Everybody who’s into popular music knows that there has been a natural growth of the kind of rap we find trendy. For most of the 90s and 00s it was East Coast rap with its reliance on sampling classic hip-hop beats and soul melodies. Nowadays, popular rap has moved into a vastly more digitally influenced age, incorporating the multi-layered fingerprint evident in the trap music that hails from the Southern United States. Since, the style has escaped those boundaries and branched out to every corner of the US and beyond and it doesn’t look like going away anytime soon. Evidently, Rhawn B feels the same way and draws directly from the punchy genre.
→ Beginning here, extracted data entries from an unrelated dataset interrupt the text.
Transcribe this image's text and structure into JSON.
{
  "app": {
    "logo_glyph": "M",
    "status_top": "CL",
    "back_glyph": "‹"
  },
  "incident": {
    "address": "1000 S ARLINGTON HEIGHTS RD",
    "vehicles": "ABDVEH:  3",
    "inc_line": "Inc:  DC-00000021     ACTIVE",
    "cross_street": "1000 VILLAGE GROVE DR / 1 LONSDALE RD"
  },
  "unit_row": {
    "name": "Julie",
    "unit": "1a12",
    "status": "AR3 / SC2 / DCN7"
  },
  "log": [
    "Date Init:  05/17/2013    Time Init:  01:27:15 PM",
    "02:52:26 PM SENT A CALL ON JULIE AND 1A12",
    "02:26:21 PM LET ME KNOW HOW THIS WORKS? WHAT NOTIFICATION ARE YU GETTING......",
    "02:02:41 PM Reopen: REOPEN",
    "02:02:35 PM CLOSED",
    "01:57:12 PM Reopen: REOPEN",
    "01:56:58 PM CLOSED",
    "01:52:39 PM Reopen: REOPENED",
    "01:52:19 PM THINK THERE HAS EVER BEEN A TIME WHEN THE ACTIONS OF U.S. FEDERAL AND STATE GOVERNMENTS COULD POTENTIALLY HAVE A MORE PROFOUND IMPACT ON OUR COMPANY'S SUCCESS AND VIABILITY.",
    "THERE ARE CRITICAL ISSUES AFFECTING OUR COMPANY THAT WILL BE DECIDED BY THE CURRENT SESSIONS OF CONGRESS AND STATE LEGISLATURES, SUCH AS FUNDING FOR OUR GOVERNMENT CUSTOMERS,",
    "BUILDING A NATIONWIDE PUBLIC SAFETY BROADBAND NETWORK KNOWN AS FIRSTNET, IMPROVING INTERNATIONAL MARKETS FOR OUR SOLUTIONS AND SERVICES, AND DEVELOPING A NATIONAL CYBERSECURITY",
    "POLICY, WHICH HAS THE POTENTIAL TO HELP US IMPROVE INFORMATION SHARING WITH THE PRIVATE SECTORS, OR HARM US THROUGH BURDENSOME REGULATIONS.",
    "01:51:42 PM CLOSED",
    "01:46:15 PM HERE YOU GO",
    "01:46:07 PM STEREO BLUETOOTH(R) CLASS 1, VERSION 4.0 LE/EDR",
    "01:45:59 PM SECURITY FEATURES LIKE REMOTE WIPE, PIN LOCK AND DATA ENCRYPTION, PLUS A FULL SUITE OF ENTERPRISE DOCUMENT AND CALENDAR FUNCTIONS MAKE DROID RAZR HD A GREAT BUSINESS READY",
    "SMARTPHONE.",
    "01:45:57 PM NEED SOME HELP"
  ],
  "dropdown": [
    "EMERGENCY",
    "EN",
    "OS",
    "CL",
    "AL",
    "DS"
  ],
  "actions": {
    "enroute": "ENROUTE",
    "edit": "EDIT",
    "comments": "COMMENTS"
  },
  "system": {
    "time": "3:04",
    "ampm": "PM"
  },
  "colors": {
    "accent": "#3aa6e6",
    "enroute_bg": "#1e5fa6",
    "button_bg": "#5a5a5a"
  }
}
‘Expensive Ignorance’ is all about that bass, revelling in bumpy 808s, thick basslines and spacey synthesis. Each song produces an energy in tune with its producer’s personality making this album, essentially, a collection of ‘club bangaz’. The arrangements maintain an unassuming and clear stylistic slant representing Rhawn’s personal sound. It’s like some of The Neptunes’ early beats, especially songs like ‘Ain’t Gotta Question’ and ‘Stay in My Zone’. Whether this is an intentional choice, or just a consequence of Rhawn’s means, he runs with it and it partners up alongside his contemporary lyricism and raucous flow quite nicely.

Thematically materialistic and swaggering, ‘Expensive Ignorance’ is a fairly accomplished commercial record. It’s not the deepest content you’ll ever hear but it’s confident and entertaining. Rhawn B has a way with predicates, explicit language and West Coast colloquialisms that the kids will love because it’s delivered dynamically, promotes a Y.O.L.O lifestyle and is catchy as hell!